Over the years, Clark has mentored many students, including Miles Davis (there is a filmed interview with Davis), Herbie Hancock and Dianne Reeves, who offer inspiring accounts of their mentor. Terry had a chair in the Count Basie, Duke Ellington and Quincy Jones big bands in the late 1940s and 1950s. He later hit a high note as the first Black musician in the Tonight Show Band with Johnny Carson.

“Keep On Keepin’ On” was five years in the making and is the debut for director and co-screenwriter Alan Hicks, who came to the United States from Australia to make this film. As a young drummer, he was also Terry’s student.

The audience visits the Terrys at their home, the hospital and Washington, D.C., at the Thelonious Monk International Jazz Competition. As Terry and Kauflin talk about dreams, the elder musician stated, “Dreams change. My new dream is helping young people with the music, simplicity.” We see the fears and triumphs of the duet as they share their touching uptempo song of musical notes and life’s complexities.

“Keep On Keepin’ On” is currently playing in Manhattan at the Lincoln Plaza Theaters (1886 Broadway) and the Landmark Sunshine Theater (143 E. Houston St.). For times, check theater schedules.

The Ravi Coltrane Quartet was a burning force during their recent stand at the Village Vanguard. The group included pianist David Virelles, bassist Dezron Douglas, drummer Jonathan Blake and Coltrane on saxophones. They opened with a fierce interpretation of Thelonious Monk’s “Espistrophy.” The 10-minute excursion kept the audience on the edge of their seats as Virelles played deep, blossoming chords while Blake dropped rapid torpedoes intertwined with walking basslines and Coltrane’s blistering sax improvisations.

It was already quite evident, but on an intense, reconstructed sermon of “Lush Life,” the saxophonist demonstrated that he is his own Coltrane, which, coming from Alice and John, is no easy task. Yes, like his parents, he is secure in forging his own daring path, but his sound and style is all Ravi.

For “Lush Life,” Coltrane put down the tenor and took to the sopranino, a smaller, less known instrument similar to a soprano saxophone. After his intense, extended sermon of “Lush Life,” loud cheers and the term “wow” floated above. “I don’t know why musicians don’t play this sopranino,” said Coltrane. “I really like playing it.”

Like his father, he has added his unique interpretation to this well-traveled song.
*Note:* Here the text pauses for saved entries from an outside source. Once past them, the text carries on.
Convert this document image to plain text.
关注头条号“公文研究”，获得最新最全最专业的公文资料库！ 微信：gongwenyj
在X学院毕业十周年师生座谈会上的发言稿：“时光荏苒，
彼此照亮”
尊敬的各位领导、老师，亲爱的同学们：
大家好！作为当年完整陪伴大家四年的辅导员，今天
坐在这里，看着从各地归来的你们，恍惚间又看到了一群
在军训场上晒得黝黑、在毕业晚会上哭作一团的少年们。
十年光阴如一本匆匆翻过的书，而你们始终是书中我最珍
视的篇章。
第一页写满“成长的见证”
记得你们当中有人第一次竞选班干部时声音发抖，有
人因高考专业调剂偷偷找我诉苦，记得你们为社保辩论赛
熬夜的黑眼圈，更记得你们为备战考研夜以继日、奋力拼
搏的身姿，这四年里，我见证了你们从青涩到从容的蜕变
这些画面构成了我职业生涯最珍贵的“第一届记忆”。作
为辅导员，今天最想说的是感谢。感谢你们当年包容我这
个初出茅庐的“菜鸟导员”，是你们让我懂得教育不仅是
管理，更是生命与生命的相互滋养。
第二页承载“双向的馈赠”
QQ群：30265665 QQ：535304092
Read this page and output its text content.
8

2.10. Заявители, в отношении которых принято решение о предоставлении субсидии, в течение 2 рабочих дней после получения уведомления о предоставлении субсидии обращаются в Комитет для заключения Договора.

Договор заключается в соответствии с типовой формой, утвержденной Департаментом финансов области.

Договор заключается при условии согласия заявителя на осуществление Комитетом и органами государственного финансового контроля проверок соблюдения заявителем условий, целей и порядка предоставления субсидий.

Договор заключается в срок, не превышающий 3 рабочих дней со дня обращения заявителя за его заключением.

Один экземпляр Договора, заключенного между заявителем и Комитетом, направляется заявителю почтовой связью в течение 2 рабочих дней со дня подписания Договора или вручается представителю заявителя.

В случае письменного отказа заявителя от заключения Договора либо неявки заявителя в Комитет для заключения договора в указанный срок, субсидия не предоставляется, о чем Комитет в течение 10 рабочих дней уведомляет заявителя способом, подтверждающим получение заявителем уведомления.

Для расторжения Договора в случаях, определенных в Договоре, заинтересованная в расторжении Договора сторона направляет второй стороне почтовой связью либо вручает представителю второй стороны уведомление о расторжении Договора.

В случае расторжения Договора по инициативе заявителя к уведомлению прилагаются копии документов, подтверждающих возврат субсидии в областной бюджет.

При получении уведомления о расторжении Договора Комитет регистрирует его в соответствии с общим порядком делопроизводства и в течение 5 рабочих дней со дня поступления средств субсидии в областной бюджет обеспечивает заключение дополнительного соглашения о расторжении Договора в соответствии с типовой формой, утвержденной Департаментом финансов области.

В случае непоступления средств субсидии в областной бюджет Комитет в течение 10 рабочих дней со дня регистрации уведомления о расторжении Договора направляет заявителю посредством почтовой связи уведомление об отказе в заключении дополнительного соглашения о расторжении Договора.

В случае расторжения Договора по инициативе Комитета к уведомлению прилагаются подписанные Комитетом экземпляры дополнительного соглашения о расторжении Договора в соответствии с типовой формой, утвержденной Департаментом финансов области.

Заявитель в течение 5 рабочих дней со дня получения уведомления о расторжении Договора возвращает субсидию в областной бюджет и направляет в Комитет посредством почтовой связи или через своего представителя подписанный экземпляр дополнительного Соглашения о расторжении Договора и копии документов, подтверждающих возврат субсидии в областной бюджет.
Coltrane and his abled musicians have a knack for bringing new perspectives to known songs when they aren’t introducing originals with the same spirited results.

Chick Corea and the Vigil recently enjoyed their engagement at the Blue Note. The Vigil is Corea’s new ensemble with new music and fresh arrangements for his classics. The ensemble includes Tim Garland on saxophone, flute and bass clarinet; Charles Altura on acoustic and electric guitar; Carlitos Del Puerto on acoustic and electric bass; drummer Marcus Gilmore; percussionist Luisito Quintero; and Corea on piano and keyboards.

“It’s a great new band with wonderful young musicians that I can learn a lot from. This will be a new adventure I am looking forward to,” said Corea.

It was a new world adventure for the audience with a bassist from Cuba, percussionist from Argentina and guitarist from London. The music shifted gears from straight-ahead to fusion and an underlining distinction of Latino rhythms. The intensified energy of the group reverted back to those spontaneous moments of Return to Forever.

Corea loves the music and is creative enough to venture into the fresh high waves. “Chick keeps us fired up and always gives us an open forum to express ourselves on stage,” said Gilmore.